The recent heat and humidity has resulted in an early strawberry season much to the delight of eager pickers. Laura Skelly, co-owner of Skelly’s Farm Market in Janesville, said the farm’s pick-your-own strawberry field opened up on Monday and will be open from 7 a.m. — 5 p.m. daily through the likely brief season.

Although only a few families braved the heat this week, those who persevered in the patch were pleased with their plentiful findings.

Cherie Salzman’s son, Cian Salzman, 12, picked 3 pounds and her daughter, Añya Salzman, 8, picked 4 pounds.

“It’s fun, but the sun is beating down,” Añya said.

“We are going to make a strawberry cake and strawberry syrup,” mom Cherie Salzman said.

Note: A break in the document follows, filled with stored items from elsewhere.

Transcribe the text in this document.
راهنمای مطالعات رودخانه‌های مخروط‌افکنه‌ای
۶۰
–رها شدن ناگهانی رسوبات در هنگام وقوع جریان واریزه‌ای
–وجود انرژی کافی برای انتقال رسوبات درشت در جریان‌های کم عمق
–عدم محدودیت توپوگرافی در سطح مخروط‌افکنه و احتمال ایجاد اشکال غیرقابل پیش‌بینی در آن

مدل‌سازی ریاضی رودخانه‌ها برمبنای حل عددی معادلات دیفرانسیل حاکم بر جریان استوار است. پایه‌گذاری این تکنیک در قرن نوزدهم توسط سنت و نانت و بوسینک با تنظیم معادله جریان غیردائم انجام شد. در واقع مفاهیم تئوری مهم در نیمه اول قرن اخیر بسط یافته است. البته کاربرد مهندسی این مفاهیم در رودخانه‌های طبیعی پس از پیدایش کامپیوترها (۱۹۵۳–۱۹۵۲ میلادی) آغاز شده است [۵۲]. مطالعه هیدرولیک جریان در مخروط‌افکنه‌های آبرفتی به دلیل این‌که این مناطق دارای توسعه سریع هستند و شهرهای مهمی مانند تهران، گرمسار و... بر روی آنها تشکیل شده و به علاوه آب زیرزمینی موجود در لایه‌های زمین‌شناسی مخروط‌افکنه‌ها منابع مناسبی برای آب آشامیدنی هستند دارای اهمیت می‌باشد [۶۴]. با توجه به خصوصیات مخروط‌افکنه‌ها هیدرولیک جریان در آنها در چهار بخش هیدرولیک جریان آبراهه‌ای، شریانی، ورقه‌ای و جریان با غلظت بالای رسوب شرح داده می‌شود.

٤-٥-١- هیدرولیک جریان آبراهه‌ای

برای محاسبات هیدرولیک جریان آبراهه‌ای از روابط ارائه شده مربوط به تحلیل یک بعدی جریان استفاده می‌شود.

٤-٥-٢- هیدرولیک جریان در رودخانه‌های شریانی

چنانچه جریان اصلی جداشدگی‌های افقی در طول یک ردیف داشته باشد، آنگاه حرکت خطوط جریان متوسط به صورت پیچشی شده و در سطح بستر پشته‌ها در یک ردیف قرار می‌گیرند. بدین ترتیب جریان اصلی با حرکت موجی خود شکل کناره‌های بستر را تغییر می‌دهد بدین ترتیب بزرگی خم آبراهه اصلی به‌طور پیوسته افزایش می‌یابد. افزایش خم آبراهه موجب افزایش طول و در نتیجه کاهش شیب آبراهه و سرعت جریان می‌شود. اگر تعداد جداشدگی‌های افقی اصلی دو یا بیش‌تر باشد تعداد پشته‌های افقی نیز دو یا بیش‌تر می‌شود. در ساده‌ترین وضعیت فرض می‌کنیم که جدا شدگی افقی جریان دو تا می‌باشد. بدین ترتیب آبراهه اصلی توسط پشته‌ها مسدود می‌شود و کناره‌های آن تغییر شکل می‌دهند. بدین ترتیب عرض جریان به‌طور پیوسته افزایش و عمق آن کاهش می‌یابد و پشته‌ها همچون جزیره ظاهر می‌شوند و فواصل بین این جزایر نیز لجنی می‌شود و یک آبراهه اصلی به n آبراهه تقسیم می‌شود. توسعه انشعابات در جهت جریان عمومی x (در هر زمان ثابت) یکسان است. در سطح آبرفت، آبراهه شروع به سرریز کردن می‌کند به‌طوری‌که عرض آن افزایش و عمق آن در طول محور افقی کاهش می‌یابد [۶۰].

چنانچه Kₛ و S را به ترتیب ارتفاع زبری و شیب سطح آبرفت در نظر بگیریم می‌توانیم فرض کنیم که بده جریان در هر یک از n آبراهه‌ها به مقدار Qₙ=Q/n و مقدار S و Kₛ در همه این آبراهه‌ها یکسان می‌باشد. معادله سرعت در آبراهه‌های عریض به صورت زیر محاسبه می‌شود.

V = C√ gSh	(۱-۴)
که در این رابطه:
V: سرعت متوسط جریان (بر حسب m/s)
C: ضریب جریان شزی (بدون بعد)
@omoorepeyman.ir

Cian and Añya were joined by their dad, Shawn Salzman, and their siblings, 3-year-old twins Raven and Alastair Pate, on the berry picking adventure. Since school is out, Cherie Salzman said she tries to have a theme for each week to keep her kids busy. With this week being “farm week” it was the perfect time to teach kids the lost art of strawberry picking which she enjoyed as a kid with her mother.

“We wanted to make memories rather than spend a lot of money,” mom said.

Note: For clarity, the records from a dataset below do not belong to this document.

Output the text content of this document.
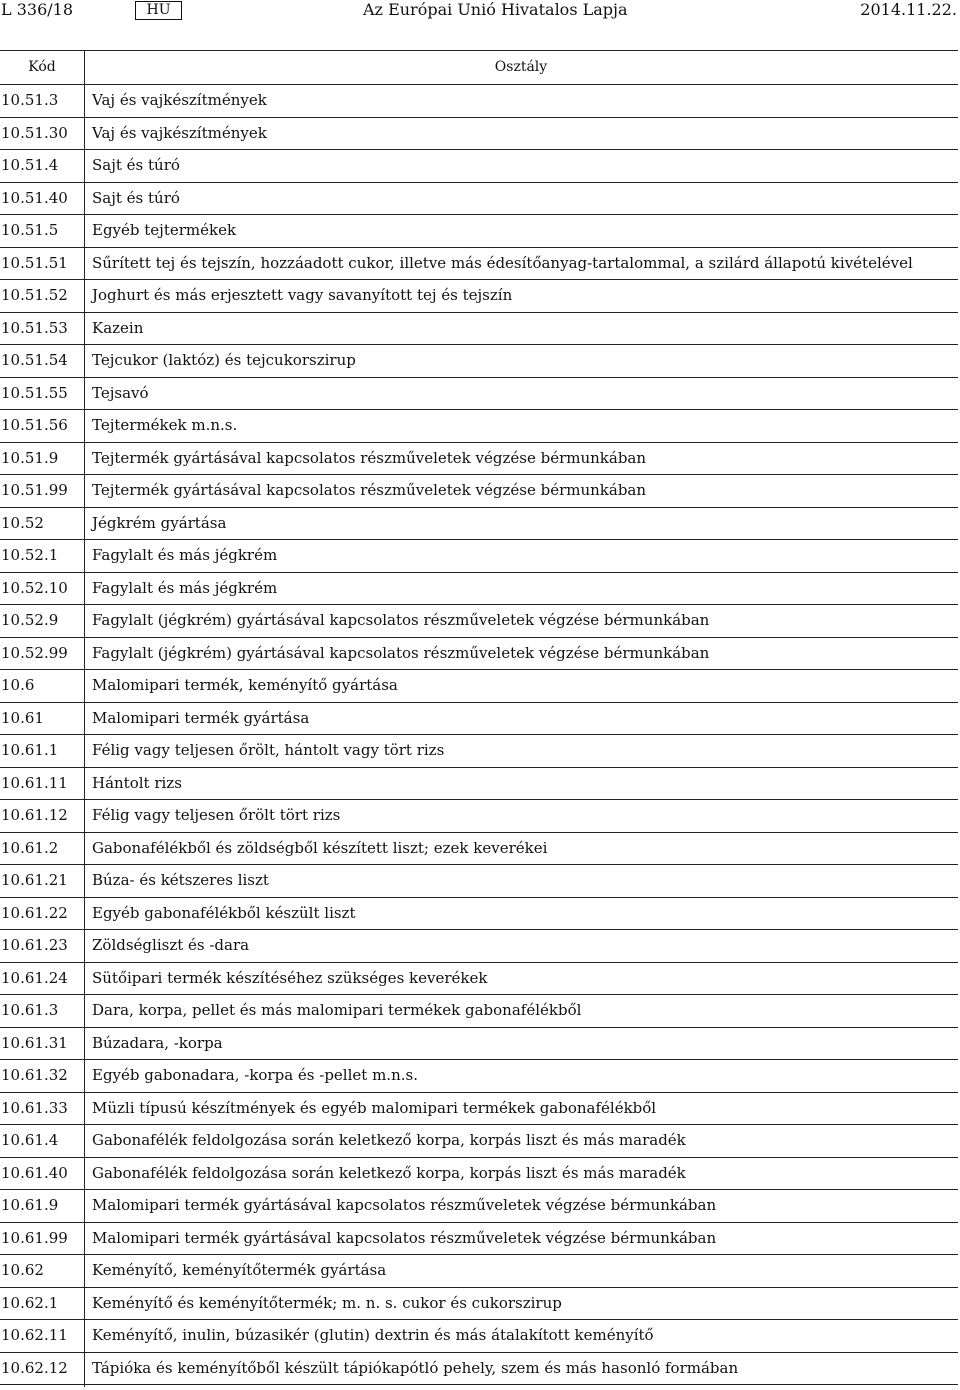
L 336/18	HU	Az Európai Unió Hivatalos Lapja	2014.11.22.
Kód	Osztály
10.51.3	Vaj és vajkészítmények
10.51.30	Vaj és vajkészítmények
10.51.4	Sajt és túró
10.51.40	Sajt és túró
10.51.5	Egyéb tejtermékek
10.51.51	Sűrített tej és tejszín, hozzáadott cukor, illetve más édesítőanyag-tartalommal, a szilárd állapotú kivételével
10.51.52	Joghurt és más erjesztett vagy savanyított tej és tejszín
10.51.53	Kazein
10.51.54	Tejcukor (laktóz) és tejcukorszirup
10.51.55	Tejsavó
10.51.56	Tejtermékek m.n.s.
10.51.9	Tejtermék gyártásával kapcsolatos részműveletek végzése bérmunkában
10.51.99	Tejtermék gyártásával kapcsolatos részműveletek végzése bérmunkában
10.52	Jégkrém gyártása
10.52.1	Fagylalt és más jégkrém
10.52.10	Fagylalt és más jégkrém
10.52.9	Fagylalt (jégkrém) gyártásával kapcsolatos részműveletek végzése bérmunkában
10.52.99	Fagylalt (jégkrém) gyártásával kapcsolatos részműveletek végzése bérmunkában
10.6	Malomipari termék, keményítő gyártása
10.61	Malomipari termék gyártása
10.61.1	Félig vagy teljesen őrölt, hántolt vagy tört rizs
10.61.11	Hántolt rizs
10.61.12	Félig vagy teljesen őrölt tört rizs
10.61.2	Gabonafélékből és zöldségből készített liszt; ezek keverékei
10.61.21	Búza- és kétszeres liszt
10.61.22	Egyéb gabonafélékből készült liszt
10.61.23	Zöldségliszt és -dara
10.61.24	Sütőipari termék készítéséhez szükséges keverékek
10.61.3	Dara, korpa, pellet és más malomipari termékek gabonafélékből
10.61.31	Búzadara, -korpa
10.61.32	Egyéb gabonadara, -korpa és -pellet m.n.s.
10.61.33	Müzli típusú készítmények és egyéb malomipari termékek gabonafélékből
10.61.4	Gabonafélék feldolgozása során keletkező korpa, korpás liszt és más maradék
10.61.40	Gabonafélék feldolgozása során keletkező korpa, korpás liszt és más maradék
10.61.9	Malomipari termék gyártásával kapcsolatos részműveletek végzése bérmunkában
10.61.99	Malomipari termék gyártásával kapcsolatos részműveletek végzése bérmunkában
10.62	Keményítő, keményítőtermék gyártása
10.62.1	Keményítő és keményítőtermék; m. n. s. cukor és cukorszirup
10.62.11	Keményítő, inulin, búzasikér (glutin) dextrin és más átalakított keményítő
10.62.12	Tápióka és keményítőből készült tápiókapótló pehely, szem és más hasonló formában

Skelly’s Farm Market, 2713 South Hayner Road, will be flooded with berry pickers in the next few weeks. Skelly said there should be an ample supply of strawberries by the weekend.

“With some crazy temperatures this year, our season will likely be shorter than normal, so don’t delay getting your fill of berries,” Skelly said.

The strange strawberry season began in early May with a fluctuation between hot and cool weather. On May 29, a late date for frost, those at the farm had to turn on irrigation to protect the strawberry blossoms.

Skelly explained how the irrigation system, turned on in low temperatures, forms ice on the plants which protect their blossoms. If the blossoms sustain damage around 28 degrees Fahrenheit or lower, they might not produce berries.

“We had 10 nights in early May where we had to use the irrigators. Typically, we average two to three nights in May,” Skelly said.

Fortunately, the blossoms survived and after the recent hot weather a quick ripening of a bountiful crop ensued. While strawberry season is typically the second week in June, Skelly said the berries are ready now. The season will likely be done in two to three weeks, shorter than the typical three to four week season.

“We usually go through July 4, but I don’t think we’ll make it,” she said.

Skelly has been taking to social media to alert customers of the early picking season.

“Social media is my best friend. We have a decent following on Facebook and Instagram, an email list to send out email announcements and post card mailings as well,” she said.

Thanks to the berries’ arrival, Skelly’s started selling its fresh strawberry jam and pies this week.

In the coming week, those at Skelly’s will be evaluating supply to determine if there is enough supply for strawberry stands to be open.